There’s a lot of positive self talk on days like today, convincing myself that if I just keep my wheels turning I’ll eventually get there. I try to avoid doing the math. At my speed, it will take me 3-4 hours to get to the top (and that’s not counting breaks). These 13 miles seem to be going by SO slowly. A couple of times I check to see if my odometer is working or if I have a flat tire.

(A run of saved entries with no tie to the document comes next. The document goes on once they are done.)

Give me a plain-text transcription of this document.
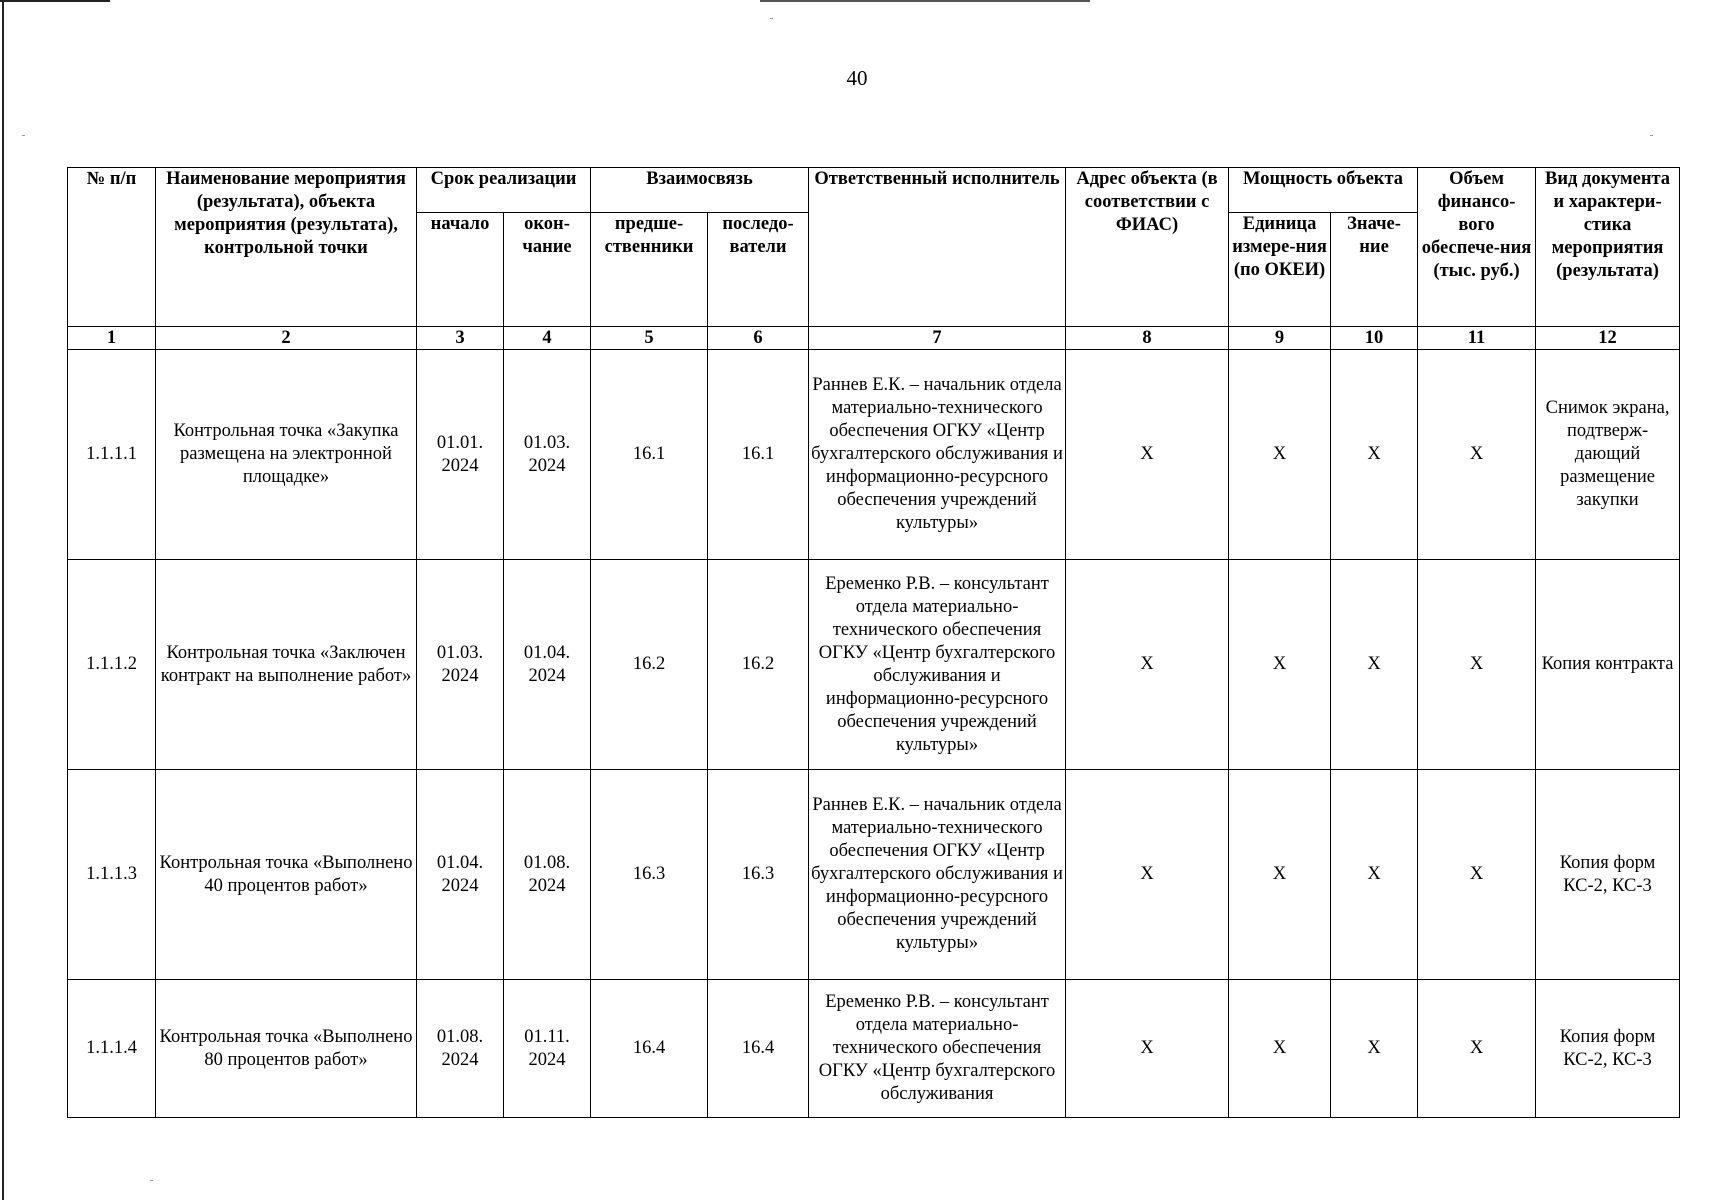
40
№ п/п	Наименование мероприятия (результата), объекта мероприятия (результата), контрольной точки	Срок реализации		Взаимосвязь		Ответственный исполнитель	Адрес объекта (в соответствии с ФИАС)	Мощность объекта		Объем финансо-вого обеспече-ния (тыс. руб.)	Вид документа и характери-стика мероприятия (результата)
		начало	окон-чание	предше-ственники	последо-ватели			Единица измере-ния (по ОКЕИ)	Значе-ние		
1	2	3	4	5	6	7	8	9	10	11	12
1.1.1.1	Контрольная точка «Закупка размещена на электронной площадке»	01.01. 2024	01.03. 2024	16.1	16.1	Раннев Е.К. – начальник отдела материально-технического обеспечения ОГКУ «Центр бухгалтерского обслуживания и информационно-ресурсного обеспечения учреждений культуры»	Х	Х	Х	Х	Снимок экрана, подтверж-дающий размещение закупки
1.1.1.2	Контрольная точка «Заключен контракт на выполнение работ»	01.03. 2024	01.04. 2024	16.2	16.2	Еременко Р.В. – консультант отдела материально-технического обеспечения ОГКУ «Центр бухгалтерского обслуживания и информационно-ресурсного обеспечения учреждений культуры»	Х	Х	Х	Х	Копия контракта
1.1.1.3	Контрольная точка «Выполнено 40 процентов работ»	01.04. 2024	01.08. 2024	16.3	16.3	Раннев Е.К. – начальник отдела материально-технического обеспечения ОГКУ «Центр бухгалтерского обслуживания и информационно-ресурсного обеспечения учреждений культуры»	Х	Х	Х	Х	Копия форм КС-2, КС-3
1.1.1.4	Контрольная точка «Выполнено 80 процентов работ»	01.08. 2024	01.11. 2024	16.4	16.4	Еременко Р.В. – консультант отдела материально-технического обеспечения ОГКУ «Центр бухгалтерского обслуживания	Х	Х	Х	Х	Копия форм КС-2, КС-3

The road cut into the mountain:
Switchbacks going up the mountain:
We thought we could make it to Pasto in one day. But by the time we got over one of the “ears” our legs were beat. We rolled down to the low point between them and called it a day. We haven’t been on flat ground in what feels like forever. Days with 5000+ feet of climbing are becoming more common, rather than the exception. We are in the Andes, the longest continental mountain range in the world, extending all the way from Venezuela to Argentina. I have a feeling this is just the beginning…
View of Laguna La Cocha:
We have a restless night. It starts to rain, just a little at first, like it will blow over. But then comes the booming thunder and lighting and we know we’re in for a storm. We could sleep if we trusted our tent to keep the water out. But both of us lie awake worrying if the repairs to the tent floor will hold, and then we notice a few drops of water coming down from above. The seams of the rainfly are leaking. This tent is on its last leg, between the ant attack in Mexico, breaking the pole on Thanksgiving, the damage to the floor from the desert thorns, and now the roof is leaking. Thank goodness my sister is bringing a new tent when she visits us in Ecuador. It just needs to make it one more month.